Kananga – A journalist held since last month as part of an investigation into a video of the 2017 killing of two UN experts in the Democratic Republic of Congo was released on Tuesday.
Military prosecutors granted Sosthene Kambidi provisional release following a public hearing in Kananga, capital of Kasai Central province.
Kananga is the nearest city to Bunkonde village, the scene of the murders on March 12, 2017.
The order to release Kambidi, seen by AFP, stipulated that he may not leave Kananga without express authorisation and only for essential travel.
Kambidi appeared before the military tribunal for the first time on September 30 when prosecutors grilled him on how he came into possession of the video of the killings.
He indicated that he had received the video from a lawyer, who in turn said he had obtained it from others.

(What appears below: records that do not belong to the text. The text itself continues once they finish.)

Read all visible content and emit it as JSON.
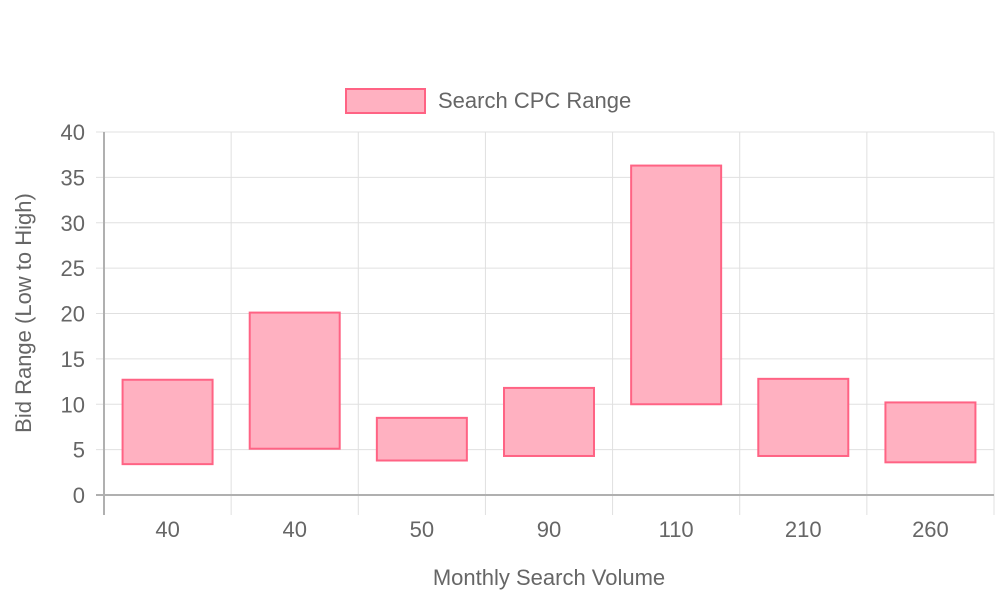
{
  "chart_data": {
    "type": "bar",
    "subtype": "floating-range",
    "categories": [
      "40",
      "40",
      "50",
      "90",
      "110",
      "210",
      "260"
    ],
    "series": [
      {
        "name": "Search CPC Range",
        "ranges": [
          [
            3.4,
            12.7
          ],
          [
            5.1,
            20.1
          ],
          [
            3.8,
            8.5
          ],
          [
            4.3,
            11.8
          ],
          [
            10.0,
            36.3
          ],
          [
            4.3,
            12.8
          ],
          [
            3.6,
            10.2
          ]
        ]
      }
    ],
    "xlabel": "Monthly Search Volume",
    "ylabel": "Bid Range (Low to High)",
    "ylim": [
      0,
      40
    ],
    "yticks": [
      "0",
      "5",
      "10",
      "15",
      "20",
      "25",
      "30",
      "35",
      "40"
    ],
    "grid": true,
    "legend_position": "top-center",
    "colors": {
      "bar_fill": "#ffb1c1",
      "bar_stroke": "#ff6384",
      "grid": "#e0e0e0",
      "axis": "#b0b0b0",
      "text": "#666666"
    }
  }
}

Kambidi’s lawyer Dominique Kambala said his client was therefore at the end of the chain of possession, complaining that the journalist should not have been detained as he was only a witness in the case.
The video has become the focal point for an investigation into the kidnapping and murders of American Michael Sharp and Swedish-Chilean Zaida Catalan, who had been hired by the UN to investigate violence in the Kasai region.
Around 30 people have been accused of taking part in the murders, but a trial that began in June 2017 had stalled.
“I am relieved to be able to return to my family and soon my work colleagues,” Kambidi said, “but I’m also sad that others… remain in detention.”
Other people questioned over the video, including videographer Israel Ntumba, remain in custody, Kambala said.
Kambidi, who was first detained on September 20, has worked as a freelancer for AFP and Radio France Internationale (RFI) and at the Congolese online news site Actualite.cd in Kananga.
According to the official version of events, the two UN experts were killed by members of the Kamuina Nsapu rebel group, which was fighting government forces.
The conflict with Kamuina Nsapu left an estimated 3 400 people dead and tens of thousands displaced between September 2016 and mid-2017 in the Kasai region.